Michael Mann, le Ferrari de l’automobile ?

Est-ce ce curieux état d’esprit, mélange de héros et de loser magnifique, qui a fasciné le réalisateur américain ? Peut-être, s’est-il vu, lui aussi, dans la peau d’un Commandatore du cinéma. Lui qui a volé de succès en nominations aux Oscars, lui qui a été sélectionné à Cannes, mais qui est au creux de la vague depuis plusieurs années.

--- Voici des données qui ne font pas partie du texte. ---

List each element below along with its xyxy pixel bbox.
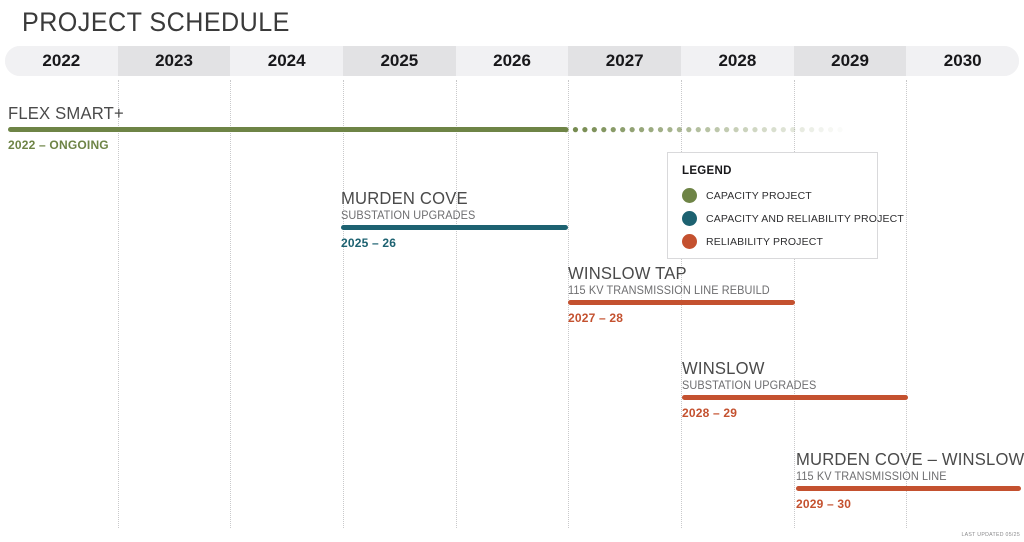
project-dates: 2029 – 30 <box>796 497 1024 511</box>
project-bar-ongoing-dots <box>563 127 843 132</box>
project-bar-container <box>568 300 795 306</box>
year-cell-2030: 2030 <box>906 46 1019 76</box>
project-bar <box>682 395 908 400</box>
project-name: MURDEN COVE – WINSLOW <box>796 449 1024 470</box>
last-updated-note: LAST UPDATED 05/25 <box>961 532 1020 538</box>
project-dates: 2022 – ONGOING <box>8 138 843 152</box>
legend-items: CAPACITY PROJECTCAPACITY AND RELIABILITY… <box>682 184 877 253</box>
project-subtitle: SUBSTATION UPGRADES <box>682 380 897 392</box>
project-bar <box>8 127 567 132</box>
legend-dot-capacity-icon <box>682 188 697 203</box>
project-dates: 2025 – 26 <box>341 236 568 250</box>
legend-item-label: CAPACITY AND RELIABILITY PROJECT <box>706 213 904 225</box>
legend-box: LEGEND CAPACITY PROJECTCAPACITY AND RELI… <box>667 152 878 259</box>
project-bar <box>341 225 568 230</box>
project-schedule-infographic: PROJECT SCHEDULE 20222023202420252026202… <box>0 0 1024 542</box>
project-bar-container <box>796 486 1021 492</box>
legend-dot-capacity-reliability-icon <box>682 211 697 226</box>
legend-dot-reliability-icon <box>682 234 697 249</box>
legend-item-label: RELIABILITY PROJECT <box>706 236 823 248</box>
project-bar-container <box>682 395 908 401</box>
project-subtitle: 115 KV TRANSMISSION LINE REBUILD <box>568 285 784 297</box>
legend-item: RELIABILITY PROJECT <box>682 230 877 253</box>
legend-item-label: CAPACITY PROJECT <box>706 190 812 202</box>
project-bar-container <box>8 127 843 133</box>
project-name: FLEX SMART+ <box>8 103 801 124</box>
legend-title: LEGEND <box>682 165 877 177</box>
project-subtitle: 115 KV TRANSMISSION LINE <box>796 471 1024 483</box>
year-cell-2023: 2023 <box>118 46 231 76</box>
project-name: WINSLOW <box>682 358 897 379</box>
project-row: MURDEN COVESUBSTATION UPGRADES2025 – 26 <box>341 188 568 250</box>
year-cell-2022: 2022 <box>5 46 118 76</box>
project-row: MURDEN COVE – WINSLOW115 KV TRANSMISSION… <box>796 449 1024 511</box>
project-subtitle: SUBSTATION UPGRADES <box>341 210 557 222</box>
project-bar <box>796 486 1021 491</box>
project-row: WINSLOW TAP115 KV TRANSMISSION LINE REBU… <box>568 263 795 325</box>
timeline-year-axis: 202220232024202520262027202820292030 <box>5 46 1019 76</box>
project-name: WINSLOW TAP <box>568 263 784 284</box>
project-row: WINSLOWSUBSTATION UPGRADES2028 – 29 <box>682 358 908 420</box>
year-cell-2029: 2029 <box>794 46 907 76</box>
year-cell-2026: 2026 <box>456 46 569 76</box>
year-cell-2028: 2028 <box>681 46 794 76</box>
page-title: PROJECT SCHEDULE <box>22 7 290 38</box>
project-bar-container <box>341 225 568 231</box>
year-cell-2025: 2025 <box>343 46 456 76</box>
project-dates: 2027 – 28 <box>568 311 795 325</box>
project-name: MURDEN COVE <box>341 188 557 209</box>
legend-item: CAPACITY PROJECT <box>682 184 877 207</box>
year-cell-2024: 2024 <box>230 46 343 76</box>
project-dates: 2028 – 29 <box>682 406 908 420</box>
legend-item: CAPACITY AND RELIABILITY PROJECT <box>682 207 877 230</box>
project-bar <box>568 300 795 305</box>
project-row: FLEX SMART+2022 – ONGOING <box>8 103 843 152</box>
year-cell-2027: 2027 <box>568 46 681 76</box>
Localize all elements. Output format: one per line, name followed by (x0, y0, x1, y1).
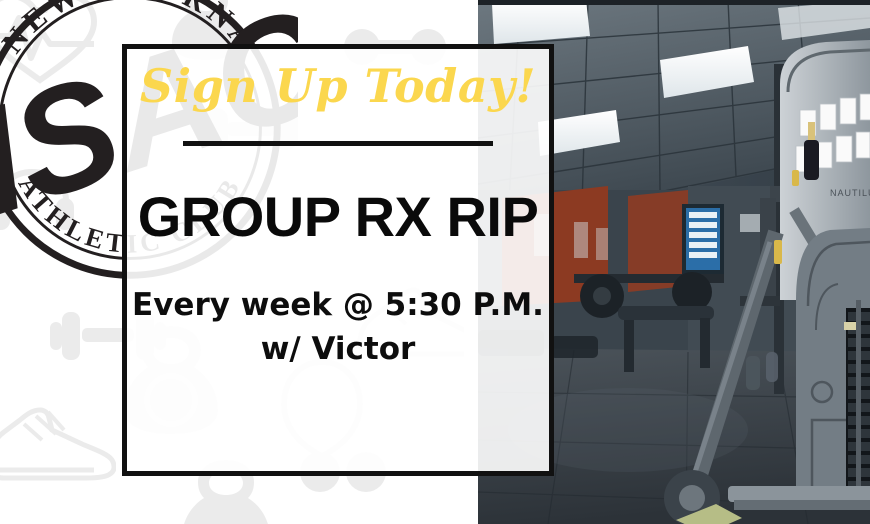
divider-rule (183, 141, 493, 146)
svg-text:NAUTILUS: NAUTILUS (830, 188, 870, 198)
flyer-card: Sign Up Today! GROUP RX RIP Every week @… (122, 44, 554, 476)
schedule-block: Every week @ 5:30 P.M. w/ Victor (127, 283, 549, 371)
schedule-line-time: Every week @ 5:30 P.M. (132, 287, 544, 323)
schedule-line-instructor: w/ Victor (129, 327, 547, 371)
running-shoe-icon (0, 396, 116, 482)
class-title: GROUP RX RIP (138, 189, 539, 245)
signup-headline: Sign Up Today! (140, 62, 536, 110)
flyer-canvas: NEW SMYRNA ATHLETIC CLUB NSAC (0, 0, 870, 524)
photo-top-edge (478, 0, 870, 5)
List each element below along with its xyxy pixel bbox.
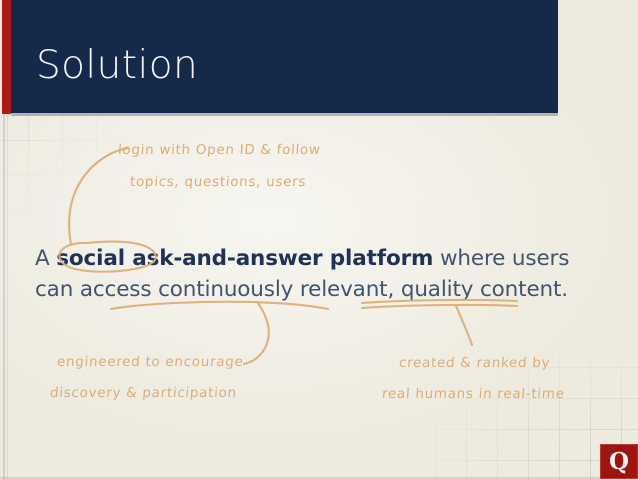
statement-highlight: social ask-and-answer platform bbox=[56, 246, 433, 271]
left-rule-line bbox=[3, 114, 5, 479]
annotation-top-line2: topics, questions, users bbox=[129, 170, 307, 194]
annotation-bottom-left-line1: engineered to encourage bbox=[56, 350, 244, 374]
badge-letter: Q bbox=[600, 447, 638, 474]
statement-lead: A bbox=[35, 246, 56, 271]
main-statement: A social ask-and-answer platform where u… bbox=[35, 243, 603, 305]
annotation-top-line1: login with Open ID & follow bbox=[117, 138, 321, 162]
left-rule-line-secondary bbox=[7, 114, 8, 479]
title-banner-shadow bbox=[11, 113, 558, 116]
slide-canvas: Solution A social ask-and-answer platfor… bbox=[0, 0, 638, 479]
annotation-bottom-left-line2: discovery & participation bbox=[49, 381, 237, 405]
quora-logo-badge: Q bbox=[600, 444, 638, 479]
page-title: Solution bbox=[36, 46, 198, 85]
annotation-bottom-right-line2: real humans in real-time bbox=[381, 382, 565, 406]
red-accent-bar bbox=[2, 0, 11, 114]
annotation-bottom-right-line1: created & ranked by bbox=[398, 351, 551, 375]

Du coup, on comprend mieux l’acharnement de Mann à vouloir monter ce film, depuis un premier scénario écrit avec Sydney Pollack en 1995, jusqu’à sa sortie, un peu avortée aujourd’hui. Car c’est son premier long-métrage qui ne bénéficie pas d’une présence en salle, ou seulement en Italie, et se retrouve directement sur Prime Video. Une sorte de punition non méritée.

Mais alors, qu’est ce qui cloche dans ce Ferrari presque parfait ? C’est peut-être justement ce parti pris de Michael Mann, celui de nous montrer un sphinx mutique qui nous laisse un goût de trop peu d’explications. Reste qu’un film imparfait du grand réalisateur américain vaut beaucoup mieux que les réussites de beaucoup d’autres, moins doués que lui.